Mountain Man performs the English folk song "Greensleeves," as part of its Mountain Man Sings series of cover singles. "'Greensleeves' is one of our favorite winter songs," says the trio. "It occupies a strange melodic balance point between crystalline winter whimsy and the kind of grim determination required to embark into the emotional wilds of the holiday season."
Mountain Man—the trio of Amelia Meath, Alexandra Sauser-Monnig, and Molly Sarlé—has released Mountain Man Sings Greensleeves, its performance of the traditional English folk song.
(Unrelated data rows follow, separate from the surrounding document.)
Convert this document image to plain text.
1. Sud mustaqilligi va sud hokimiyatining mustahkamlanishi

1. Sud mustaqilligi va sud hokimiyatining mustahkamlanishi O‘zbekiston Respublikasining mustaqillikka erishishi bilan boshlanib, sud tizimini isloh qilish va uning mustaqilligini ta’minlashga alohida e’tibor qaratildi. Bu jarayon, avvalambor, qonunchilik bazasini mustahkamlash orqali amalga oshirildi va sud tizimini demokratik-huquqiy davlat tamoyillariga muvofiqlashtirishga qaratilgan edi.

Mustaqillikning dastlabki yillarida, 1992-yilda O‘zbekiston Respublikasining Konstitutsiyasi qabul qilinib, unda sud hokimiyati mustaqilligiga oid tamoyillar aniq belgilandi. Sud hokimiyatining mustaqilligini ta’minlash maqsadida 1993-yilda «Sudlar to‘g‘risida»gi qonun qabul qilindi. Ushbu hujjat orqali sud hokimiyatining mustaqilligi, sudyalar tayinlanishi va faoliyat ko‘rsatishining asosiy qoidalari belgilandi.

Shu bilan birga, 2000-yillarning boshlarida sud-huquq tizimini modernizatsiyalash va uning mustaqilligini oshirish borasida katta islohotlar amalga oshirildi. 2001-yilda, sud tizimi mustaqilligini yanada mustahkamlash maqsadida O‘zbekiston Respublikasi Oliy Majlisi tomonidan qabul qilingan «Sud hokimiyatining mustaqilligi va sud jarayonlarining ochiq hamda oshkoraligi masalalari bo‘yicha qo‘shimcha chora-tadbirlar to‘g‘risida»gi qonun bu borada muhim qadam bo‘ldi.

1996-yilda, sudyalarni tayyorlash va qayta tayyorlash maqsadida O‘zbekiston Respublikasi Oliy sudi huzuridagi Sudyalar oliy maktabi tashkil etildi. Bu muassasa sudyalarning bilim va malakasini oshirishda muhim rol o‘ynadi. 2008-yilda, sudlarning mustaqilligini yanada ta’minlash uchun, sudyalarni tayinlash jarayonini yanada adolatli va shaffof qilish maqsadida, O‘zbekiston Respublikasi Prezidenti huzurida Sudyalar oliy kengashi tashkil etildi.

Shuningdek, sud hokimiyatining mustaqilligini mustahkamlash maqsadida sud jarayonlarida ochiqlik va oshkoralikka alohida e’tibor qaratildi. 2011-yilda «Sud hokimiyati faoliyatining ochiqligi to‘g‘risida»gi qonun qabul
The song is the latest release in Mountain Man’s series of cover singles, which also includes the band’s versions of Neil Young's "Through My Sails," the Shaker hymn "Simple Gifts," Kacey Musgraves’ “Slow Burn,” Wilco’s “You and I,” John Denver’s “Take Me Home, Country Roads,” and the Irving Berlin holiday classic “White Christmas.” In August 2020, Nonesuch released Mountain Man’s live album, Look at Me Don't Look at Me, recorded in November 2018 at Saint Mark’s Cathedral in Seattle.
“‘Greensleeves’ is one of our favorite winter songs,” says the trio. “It occupies a strange melodic balance point between crystalline winter whimsy and the kind of grim determination required to embark into the emotional wilds of the holiday season.”
Mountain Man’s Nonesuch debut album, Magic Ship, was released in 2018 to critical acclaim. Following their beloved 2010 debut, Made the Harbor, the three musicians went in different directions for several years before they all ended up in North Carolina, spending time together as old friends, and finally reuniting as a band, and recording Magic Ship at Meath’s home studio in Durham. The group toured the US afterward, including a stop in Washington, DC, and a visit to NPR’s Tiny Desk Concert series.
In addition to Meath’s Grammy-nominated work with Sylvan Esso, which released a new album last month, Sauser-Monnig and Sarlé have recorded their own critically acclaimed solo projects. Sauser-Monnig released Dawnbreaker, her debut album under the moniker Daughter of Swords, via Nonesuch last year. Pitchfork says the album “reveals her effortless skill as a songwriter as she delivers an homage to the betwixt and between of a relationship in its twilight.” Sarlé released Karaoke Angel last year via Partisan Records.